US clears way for cleanup of Colorado mine after huge spill

FILE--In this Aug 11, 2015, file photo, Navajo Nation Council Delegate Davis Filfred walks along the San Juan River in Montezuma Creek, Utah, near where a spill containing lead and arsenic from the abandoned Gold King Mine in Silverton, Colo., leaked into the Animas River, which flows into the San Juan River on Aug. 5, 2016. The Navajo Nation is the latest to pursue legal action against the federal government over a massive mine waste spill that tainted rivers in three Western states. (AP Photo/Matt York, file)

DENVER (AP) – A Colorado mine that spilled 3 million gallons of contaminated wastewater into rivers in three Western states has been designated a Superfund site.

Read: EPA’s National Priority List »

The U.S. Environmental Protection Agency’s action Wednesday clears the way for a multimillion-dollar federal cleanup of the Gold King Mine and 47 other nearby mining-related sites.

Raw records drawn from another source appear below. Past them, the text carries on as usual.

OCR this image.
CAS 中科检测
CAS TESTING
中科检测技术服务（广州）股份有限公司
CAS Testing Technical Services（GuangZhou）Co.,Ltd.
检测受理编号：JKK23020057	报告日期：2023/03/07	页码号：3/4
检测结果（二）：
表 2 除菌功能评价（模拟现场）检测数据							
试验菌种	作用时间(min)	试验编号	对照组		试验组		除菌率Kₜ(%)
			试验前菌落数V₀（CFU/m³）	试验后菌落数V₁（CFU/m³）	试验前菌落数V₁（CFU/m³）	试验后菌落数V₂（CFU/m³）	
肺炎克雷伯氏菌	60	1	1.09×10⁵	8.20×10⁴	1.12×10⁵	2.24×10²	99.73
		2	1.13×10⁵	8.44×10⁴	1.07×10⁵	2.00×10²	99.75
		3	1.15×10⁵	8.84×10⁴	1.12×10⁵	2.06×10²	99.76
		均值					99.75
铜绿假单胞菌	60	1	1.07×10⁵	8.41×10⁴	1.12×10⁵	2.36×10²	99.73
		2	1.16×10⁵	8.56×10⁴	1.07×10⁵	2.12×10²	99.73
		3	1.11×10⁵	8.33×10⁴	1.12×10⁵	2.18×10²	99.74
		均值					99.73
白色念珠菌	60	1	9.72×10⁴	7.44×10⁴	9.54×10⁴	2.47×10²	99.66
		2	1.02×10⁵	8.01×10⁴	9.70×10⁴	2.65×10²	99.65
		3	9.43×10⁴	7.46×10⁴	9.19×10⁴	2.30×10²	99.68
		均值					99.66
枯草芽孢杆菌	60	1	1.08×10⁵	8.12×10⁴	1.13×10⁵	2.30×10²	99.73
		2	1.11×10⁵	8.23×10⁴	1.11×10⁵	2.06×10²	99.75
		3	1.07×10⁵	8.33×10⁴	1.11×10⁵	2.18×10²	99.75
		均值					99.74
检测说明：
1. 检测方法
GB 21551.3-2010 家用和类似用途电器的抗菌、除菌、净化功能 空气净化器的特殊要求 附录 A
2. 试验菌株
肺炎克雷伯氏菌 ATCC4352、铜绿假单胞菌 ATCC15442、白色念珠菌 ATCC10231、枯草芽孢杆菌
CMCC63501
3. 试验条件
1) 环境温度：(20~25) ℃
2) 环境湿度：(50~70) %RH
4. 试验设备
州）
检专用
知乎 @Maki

The EPA also added nine other sites in eight states and Puerto Rico to the Superfund list.

A federal crew inadvertently triggered the Colorado spill during preliminary cleanup work at the inactive mine in August 2015, tainting rivers in Colorado, New Mexico and Utah.

The spill released metals including arsenic, cadmium, copper, lead, mercury, nickel and zinc.

The Superfund designation comes after months of negotiations with southwestern Colorado residents, who feared it could dampen the region’s vital tourism industry.